For operators and asset managers, the transaction volume data has direct portfolio implications. Properties currently under management where ownership has been considering a sale face a market with fewer buyers at the prices they expect, which lengthens hold periods and increases the premium on operational performance during the hold. Owners who cannot exit now are operators' best retention targets: the operators who can demonstrate NOI growth, resident satisfaction, and regulatory compliance in a constrained transaction environment are making a case for longer relationships, not just contract renewals. The operators who treat an illiquid acquisition market as a threat to their pipeline are thinking about it incorrectly. It is a retention opportunity.

Read the full story at Multifamily Dive

THE FWC PERSPECTIVE

How today's news connects to Fourth Wall Capital's operational approach

The ROAD to Housing Act passing the House with 396 votes and White House support is the clearest signal yet that the federal government is ready to use the regulatory and financing tools it controls to accelerate housing supply. The provisions that matter most to operators, the NEPA streamlining for HUD-financed projects and the expanded FHA loan limits, are supply-side tools that will affect the competitive landscape for new construction in markets where those programs are relevant. The operators who understand that the regulatory tailwind for supply expansion is building, not easing, will plan their capital allocation and portfolio strategy accordingly.

The RealPage settlement is the second major financial resolution in a litigation cycle that began with a pricing practice that many operators adopted without examining its legal architecture. The compliance lesson is simple and applicable to every technology category in this industry: before adopting a software tool that influences any outcome with antitrust or fair housing implications, operators have an obligation to understand how the tool works at the data level, not just what it produces. A vendor that generates pricing recommendations using nonpublic competitor data is not a neutral technology partner. It is a litigation exposure shared with every other operator using the same system.

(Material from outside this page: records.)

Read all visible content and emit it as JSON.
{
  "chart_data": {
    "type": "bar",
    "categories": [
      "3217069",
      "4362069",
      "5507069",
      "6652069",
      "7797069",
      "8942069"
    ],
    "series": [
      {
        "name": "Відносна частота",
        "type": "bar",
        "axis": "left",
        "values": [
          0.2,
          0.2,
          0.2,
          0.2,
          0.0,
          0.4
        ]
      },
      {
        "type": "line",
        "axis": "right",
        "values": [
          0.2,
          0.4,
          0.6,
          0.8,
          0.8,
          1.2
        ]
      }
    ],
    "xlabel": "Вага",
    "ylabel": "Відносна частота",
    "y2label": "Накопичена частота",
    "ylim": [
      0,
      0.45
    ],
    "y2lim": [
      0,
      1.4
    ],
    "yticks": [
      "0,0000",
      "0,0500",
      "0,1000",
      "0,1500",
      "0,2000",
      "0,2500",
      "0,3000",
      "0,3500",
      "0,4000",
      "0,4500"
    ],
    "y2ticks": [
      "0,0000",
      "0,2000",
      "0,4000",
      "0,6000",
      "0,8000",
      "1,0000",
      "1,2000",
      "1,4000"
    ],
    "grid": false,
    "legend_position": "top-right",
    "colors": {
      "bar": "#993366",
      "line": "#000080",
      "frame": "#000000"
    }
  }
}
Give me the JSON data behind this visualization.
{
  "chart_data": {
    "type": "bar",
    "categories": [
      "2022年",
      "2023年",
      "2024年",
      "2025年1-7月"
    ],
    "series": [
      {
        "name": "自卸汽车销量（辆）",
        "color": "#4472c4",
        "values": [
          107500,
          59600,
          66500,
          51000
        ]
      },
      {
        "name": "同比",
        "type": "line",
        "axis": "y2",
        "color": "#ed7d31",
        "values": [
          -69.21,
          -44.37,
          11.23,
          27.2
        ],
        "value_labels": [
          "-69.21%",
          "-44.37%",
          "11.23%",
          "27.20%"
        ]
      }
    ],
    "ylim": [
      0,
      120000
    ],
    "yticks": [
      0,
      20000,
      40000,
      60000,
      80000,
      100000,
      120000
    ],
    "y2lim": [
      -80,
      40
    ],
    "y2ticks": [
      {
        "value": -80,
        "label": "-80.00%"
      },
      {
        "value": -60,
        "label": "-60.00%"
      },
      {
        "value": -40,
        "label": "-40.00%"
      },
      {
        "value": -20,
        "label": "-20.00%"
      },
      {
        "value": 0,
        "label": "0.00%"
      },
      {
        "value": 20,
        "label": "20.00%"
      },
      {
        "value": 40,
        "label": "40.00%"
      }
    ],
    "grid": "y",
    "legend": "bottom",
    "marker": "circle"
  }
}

The AvalonBay-Equity Residential merger and the April transaction volume decline tell the same underlying story from opposite angles. Large institutional capital is consolidating into fewer, larger platforms, and the transaction market is thin because the price discovery gap between institutional sellers and available buyers has not fully closed. The operators building durable advantage in this environment are not the ones waiting for transaction volume to recover. They are the ones making the properties they manage measurably better for residents and more defensible for owners, quarter by quarter, while institutional portfolios are reorganizing themselves into structures that will take years to fully absorb.